Argentine banks are gradually decreasing their exposure to the public sector, with current figures showing a drop to 38.7% of total assets, down from 51.3% in April. This shift reflects a 3.5-point reduction from the previous month and indicates a significant improvement in the financial system's credibility.

The decline in public sector exposure comes as the country transitions away from a high-risk environment, previously exacerbated by a large fiscal deficit that necessitated extensive bond issuance. The latest report from Econviews highlights that public banks still hold the largest share of public sector assets, while foreign capital banks show minimal involvement.

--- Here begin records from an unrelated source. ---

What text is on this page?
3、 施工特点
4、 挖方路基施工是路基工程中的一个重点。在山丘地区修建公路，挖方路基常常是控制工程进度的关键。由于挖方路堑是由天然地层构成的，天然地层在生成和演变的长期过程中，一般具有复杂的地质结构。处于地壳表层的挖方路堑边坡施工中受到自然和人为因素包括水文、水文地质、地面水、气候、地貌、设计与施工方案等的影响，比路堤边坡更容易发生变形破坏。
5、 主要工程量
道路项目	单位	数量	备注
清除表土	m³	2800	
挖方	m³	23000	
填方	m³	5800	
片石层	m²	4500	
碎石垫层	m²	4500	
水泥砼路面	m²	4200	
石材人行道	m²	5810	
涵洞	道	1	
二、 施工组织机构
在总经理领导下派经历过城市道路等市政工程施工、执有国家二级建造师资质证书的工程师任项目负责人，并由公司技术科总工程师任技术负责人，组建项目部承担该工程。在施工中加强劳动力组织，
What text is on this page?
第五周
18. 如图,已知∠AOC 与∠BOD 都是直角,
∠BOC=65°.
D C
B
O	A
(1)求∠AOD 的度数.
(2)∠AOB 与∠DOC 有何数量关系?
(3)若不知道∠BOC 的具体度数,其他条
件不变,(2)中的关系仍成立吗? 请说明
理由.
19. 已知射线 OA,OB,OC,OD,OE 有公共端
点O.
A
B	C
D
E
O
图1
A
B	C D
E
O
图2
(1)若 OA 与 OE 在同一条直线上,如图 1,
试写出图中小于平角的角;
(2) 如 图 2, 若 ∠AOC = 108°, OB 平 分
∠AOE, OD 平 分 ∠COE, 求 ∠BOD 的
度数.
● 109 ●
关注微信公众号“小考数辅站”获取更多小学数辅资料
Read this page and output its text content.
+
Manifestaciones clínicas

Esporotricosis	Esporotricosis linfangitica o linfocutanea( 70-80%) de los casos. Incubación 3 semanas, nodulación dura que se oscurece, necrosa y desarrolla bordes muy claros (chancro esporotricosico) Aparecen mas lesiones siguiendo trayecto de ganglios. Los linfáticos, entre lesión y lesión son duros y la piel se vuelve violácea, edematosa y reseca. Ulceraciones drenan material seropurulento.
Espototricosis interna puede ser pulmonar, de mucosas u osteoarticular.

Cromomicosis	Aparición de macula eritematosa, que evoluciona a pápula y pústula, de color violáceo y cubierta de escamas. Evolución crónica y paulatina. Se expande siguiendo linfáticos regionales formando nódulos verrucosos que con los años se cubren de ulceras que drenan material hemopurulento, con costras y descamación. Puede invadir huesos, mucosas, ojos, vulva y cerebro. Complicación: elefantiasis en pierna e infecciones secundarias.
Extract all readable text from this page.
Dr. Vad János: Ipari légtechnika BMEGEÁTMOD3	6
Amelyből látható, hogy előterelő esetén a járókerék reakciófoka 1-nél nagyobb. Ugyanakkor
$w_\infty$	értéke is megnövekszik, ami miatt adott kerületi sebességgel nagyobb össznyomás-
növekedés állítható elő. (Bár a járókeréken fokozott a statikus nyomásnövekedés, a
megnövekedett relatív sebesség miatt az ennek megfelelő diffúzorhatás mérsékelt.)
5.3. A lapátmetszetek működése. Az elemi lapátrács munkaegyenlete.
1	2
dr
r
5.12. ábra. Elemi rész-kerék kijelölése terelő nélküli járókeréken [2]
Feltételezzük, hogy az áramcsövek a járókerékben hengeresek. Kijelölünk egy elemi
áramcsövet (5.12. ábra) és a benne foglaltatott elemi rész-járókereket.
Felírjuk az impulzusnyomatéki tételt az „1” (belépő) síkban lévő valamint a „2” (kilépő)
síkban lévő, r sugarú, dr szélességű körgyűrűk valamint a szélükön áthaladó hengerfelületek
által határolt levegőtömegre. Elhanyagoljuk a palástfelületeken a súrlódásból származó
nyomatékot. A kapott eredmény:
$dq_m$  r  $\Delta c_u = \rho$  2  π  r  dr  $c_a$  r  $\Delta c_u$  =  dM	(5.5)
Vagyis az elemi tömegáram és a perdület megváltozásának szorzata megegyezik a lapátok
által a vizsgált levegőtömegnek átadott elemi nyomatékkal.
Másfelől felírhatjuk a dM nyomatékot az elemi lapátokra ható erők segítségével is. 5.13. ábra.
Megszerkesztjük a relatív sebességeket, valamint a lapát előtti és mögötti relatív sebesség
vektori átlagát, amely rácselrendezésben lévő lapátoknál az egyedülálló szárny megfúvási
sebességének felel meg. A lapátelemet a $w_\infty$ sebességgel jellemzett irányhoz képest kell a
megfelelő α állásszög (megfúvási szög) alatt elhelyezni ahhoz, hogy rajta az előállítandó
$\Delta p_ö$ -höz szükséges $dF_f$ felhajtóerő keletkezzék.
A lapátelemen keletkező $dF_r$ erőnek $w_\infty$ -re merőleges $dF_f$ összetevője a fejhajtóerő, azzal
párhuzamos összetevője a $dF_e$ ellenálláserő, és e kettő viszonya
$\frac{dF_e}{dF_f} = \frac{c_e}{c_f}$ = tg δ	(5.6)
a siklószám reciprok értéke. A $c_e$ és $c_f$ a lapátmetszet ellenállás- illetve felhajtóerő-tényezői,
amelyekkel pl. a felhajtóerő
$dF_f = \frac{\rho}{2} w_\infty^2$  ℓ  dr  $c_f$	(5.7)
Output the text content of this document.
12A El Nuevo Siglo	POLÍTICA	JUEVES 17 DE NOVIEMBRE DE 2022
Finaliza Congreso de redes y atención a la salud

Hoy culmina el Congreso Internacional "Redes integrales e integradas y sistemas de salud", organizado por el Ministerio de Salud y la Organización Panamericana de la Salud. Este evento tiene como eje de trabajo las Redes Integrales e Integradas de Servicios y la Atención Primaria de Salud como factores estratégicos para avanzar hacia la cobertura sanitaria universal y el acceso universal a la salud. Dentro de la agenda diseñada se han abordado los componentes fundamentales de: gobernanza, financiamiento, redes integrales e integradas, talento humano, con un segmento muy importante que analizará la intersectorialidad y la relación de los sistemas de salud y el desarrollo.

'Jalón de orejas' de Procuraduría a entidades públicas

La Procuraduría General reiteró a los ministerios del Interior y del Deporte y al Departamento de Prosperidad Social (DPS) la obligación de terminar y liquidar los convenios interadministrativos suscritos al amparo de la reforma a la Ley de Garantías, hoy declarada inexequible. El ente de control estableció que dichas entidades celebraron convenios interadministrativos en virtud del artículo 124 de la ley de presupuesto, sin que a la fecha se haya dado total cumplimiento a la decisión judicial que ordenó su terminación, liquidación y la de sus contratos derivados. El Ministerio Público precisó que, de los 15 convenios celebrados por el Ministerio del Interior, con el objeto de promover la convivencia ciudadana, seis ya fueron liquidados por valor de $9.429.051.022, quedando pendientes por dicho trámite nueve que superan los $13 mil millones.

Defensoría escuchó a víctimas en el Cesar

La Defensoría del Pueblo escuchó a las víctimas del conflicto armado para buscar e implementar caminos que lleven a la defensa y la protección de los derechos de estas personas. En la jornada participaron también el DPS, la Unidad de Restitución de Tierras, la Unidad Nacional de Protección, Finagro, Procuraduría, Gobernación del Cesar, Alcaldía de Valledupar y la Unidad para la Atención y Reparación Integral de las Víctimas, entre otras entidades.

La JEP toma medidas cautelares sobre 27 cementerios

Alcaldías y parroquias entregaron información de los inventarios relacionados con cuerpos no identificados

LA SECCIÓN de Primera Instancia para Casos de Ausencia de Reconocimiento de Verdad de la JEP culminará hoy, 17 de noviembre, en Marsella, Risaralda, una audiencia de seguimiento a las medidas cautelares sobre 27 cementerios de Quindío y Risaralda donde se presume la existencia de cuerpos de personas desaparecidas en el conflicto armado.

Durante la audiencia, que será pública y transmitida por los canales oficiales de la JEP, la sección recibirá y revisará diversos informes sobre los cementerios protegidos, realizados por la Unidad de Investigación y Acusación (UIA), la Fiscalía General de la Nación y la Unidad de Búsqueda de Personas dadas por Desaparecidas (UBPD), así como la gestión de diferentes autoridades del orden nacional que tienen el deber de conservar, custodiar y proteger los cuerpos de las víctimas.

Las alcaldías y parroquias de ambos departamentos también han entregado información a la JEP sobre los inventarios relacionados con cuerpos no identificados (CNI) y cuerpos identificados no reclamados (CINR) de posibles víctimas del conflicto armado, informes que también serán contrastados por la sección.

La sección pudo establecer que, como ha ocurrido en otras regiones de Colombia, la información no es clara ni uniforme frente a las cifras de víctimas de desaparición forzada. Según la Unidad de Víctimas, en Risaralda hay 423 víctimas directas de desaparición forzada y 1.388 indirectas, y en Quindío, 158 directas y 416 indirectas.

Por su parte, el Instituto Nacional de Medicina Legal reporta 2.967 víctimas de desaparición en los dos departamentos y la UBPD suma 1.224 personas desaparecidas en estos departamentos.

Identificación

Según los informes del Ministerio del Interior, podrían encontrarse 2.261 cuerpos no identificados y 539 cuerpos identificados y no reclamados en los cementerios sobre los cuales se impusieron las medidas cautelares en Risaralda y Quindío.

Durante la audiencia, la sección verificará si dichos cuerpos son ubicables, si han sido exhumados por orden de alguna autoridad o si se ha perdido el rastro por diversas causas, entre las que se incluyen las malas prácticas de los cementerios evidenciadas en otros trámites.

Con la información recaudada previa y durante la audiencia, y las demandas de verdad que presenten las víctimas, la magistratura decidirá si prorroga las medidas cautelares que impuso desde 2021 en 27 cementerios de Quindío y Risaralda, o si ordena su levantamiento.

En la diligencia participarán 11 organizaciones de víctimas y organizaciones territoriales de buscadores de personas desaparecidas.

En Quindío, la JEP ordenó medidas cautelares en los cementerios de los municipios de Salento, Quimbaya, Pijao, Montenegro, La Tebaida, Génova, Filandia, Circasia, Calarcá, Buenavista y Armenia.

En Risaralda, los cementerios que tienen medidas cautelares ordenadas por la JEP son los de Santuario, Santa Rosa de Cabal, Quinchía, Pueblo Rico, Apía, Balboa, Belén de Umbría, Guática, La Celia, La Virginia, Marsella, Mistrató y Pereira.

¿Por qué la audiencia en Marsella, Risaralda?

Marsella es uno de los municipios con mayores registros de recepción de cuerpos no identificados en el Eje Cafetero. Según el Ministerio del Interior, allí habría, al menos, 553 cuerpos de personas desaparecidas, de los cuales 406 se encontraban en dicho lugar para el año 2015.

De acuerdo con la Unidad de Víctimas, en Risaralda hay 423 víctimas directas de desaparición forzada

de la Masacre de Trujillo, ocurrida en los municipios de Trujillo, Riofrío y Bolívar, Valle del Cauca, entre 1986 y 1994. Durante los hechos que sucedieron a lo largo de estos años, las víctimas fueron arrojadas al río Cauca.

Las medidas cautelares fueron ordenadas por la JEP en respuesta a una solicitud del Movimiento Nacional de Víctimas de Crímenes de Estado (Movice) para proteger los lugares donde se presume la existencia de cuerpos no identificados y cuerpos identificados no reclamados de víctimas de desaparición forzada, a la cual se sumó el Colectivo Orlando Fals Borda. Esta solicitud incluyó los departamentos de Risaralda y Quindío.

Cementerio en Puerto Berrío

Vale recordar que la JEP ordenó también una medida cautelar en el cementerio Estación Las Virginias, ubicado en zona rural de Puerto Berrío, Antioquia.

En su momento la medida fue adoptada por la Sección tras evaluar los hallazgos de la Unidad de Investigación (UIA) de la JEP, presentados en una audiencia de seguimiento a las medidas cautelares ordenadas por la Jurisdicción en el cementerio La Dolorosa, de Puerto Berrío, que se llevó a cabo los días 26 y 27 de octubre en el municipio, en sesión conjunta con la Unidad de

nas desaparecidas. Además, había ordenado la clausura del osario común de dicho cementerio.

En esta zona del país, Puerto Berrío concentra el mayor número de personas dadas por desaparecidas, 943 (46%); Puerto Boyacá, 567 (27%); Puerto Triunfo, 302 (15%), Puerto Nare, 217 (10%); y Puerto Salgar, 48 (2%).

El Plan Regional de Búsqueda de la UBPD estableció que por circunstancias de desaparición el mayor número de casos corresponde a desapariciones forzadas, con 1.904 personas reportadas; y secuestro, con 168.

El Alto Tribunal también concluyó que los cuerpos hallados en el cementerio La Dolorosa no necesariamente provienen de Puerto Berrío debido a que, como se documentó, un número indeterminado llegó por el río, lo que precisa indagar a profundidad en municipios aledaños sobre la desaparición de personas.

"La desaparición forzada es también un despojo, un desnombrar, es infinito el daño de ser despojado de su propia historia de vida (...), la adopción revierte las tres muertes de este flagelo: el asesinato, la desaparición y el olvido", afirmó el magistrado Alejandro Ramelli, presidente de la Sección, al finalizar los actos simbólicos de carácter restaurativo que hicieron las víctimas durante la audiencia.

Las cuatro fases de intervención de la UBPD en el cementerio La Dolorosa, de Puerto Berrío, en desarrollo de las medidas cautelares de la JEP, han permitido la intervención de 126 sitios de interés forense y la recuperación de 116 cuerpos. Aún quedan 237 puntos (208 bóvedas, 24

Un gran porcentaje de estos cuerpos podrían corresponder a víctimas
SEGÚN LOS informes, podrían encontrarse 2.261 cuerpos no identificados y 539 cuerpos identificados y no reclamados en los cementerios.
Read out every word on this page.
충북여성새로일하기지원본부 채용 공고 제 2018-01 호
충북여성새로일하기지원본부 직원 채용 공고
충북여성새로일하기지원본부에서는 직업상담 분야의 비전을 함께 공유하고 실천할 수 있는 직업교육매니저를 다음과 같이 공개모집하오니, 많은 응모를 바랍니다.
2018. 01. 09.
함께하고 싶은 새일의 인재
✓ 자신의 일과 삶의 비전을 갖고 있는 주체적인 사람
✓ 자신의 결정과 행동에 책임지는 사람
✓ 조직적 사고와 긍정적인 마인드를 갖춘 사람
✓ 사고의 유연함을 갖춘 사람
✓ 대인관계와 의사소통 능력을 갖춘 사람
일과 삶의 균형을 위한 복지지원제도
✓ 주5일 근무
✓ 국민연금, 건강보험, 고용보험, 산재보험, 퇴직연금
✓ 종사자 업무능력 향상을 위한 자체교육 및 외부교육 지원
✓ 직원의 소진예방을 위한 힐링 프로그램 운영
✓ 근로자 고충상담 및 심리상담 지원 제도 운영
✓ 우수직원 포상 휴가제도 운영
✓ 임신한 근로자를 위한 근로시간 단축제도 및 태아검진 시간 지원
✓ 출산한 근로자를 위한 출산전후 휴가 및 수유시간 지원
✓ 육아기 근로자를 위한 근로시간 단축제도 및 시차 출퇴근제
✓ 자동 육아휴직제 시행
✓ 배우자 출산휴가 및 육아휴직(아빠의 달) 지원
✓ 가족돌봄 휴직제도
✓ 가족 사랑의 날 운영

In contrast, private sector credit is on the rise, fueled by declining inflation expectations and lower interest rates. Both loans and deposits have outpaced inflation, with the financial system's total assets growing by 8.7% month-on-month in real terms. However, the overall asset size remains 3.2% smaller than a year ago, and nearly 20% below the peak seen in August 2018.

Bank officials have noted a liquidity shortage in pesos, despite an abundance of dollar liquidity attributed to recent financial reforms. There are discussions about potentially expanding the use of dollar-denominated loans to sectors like real estate, although this poses risks due to currency mismatches.

The increase in bank stock prices, with gains around 250% expected in 2024, signals a recovery in bank balances, driven by measures from the Central Bank of Argentina (BCRA) and improvements in public finances. As banks increase lending, they are also selling off parts of their holdings, particularly LEFIs, which are being settled in pesos by the BCRA.

This strategic shift aims to continue reducing public sector exposure while enhancing the overall stability of the banking sector.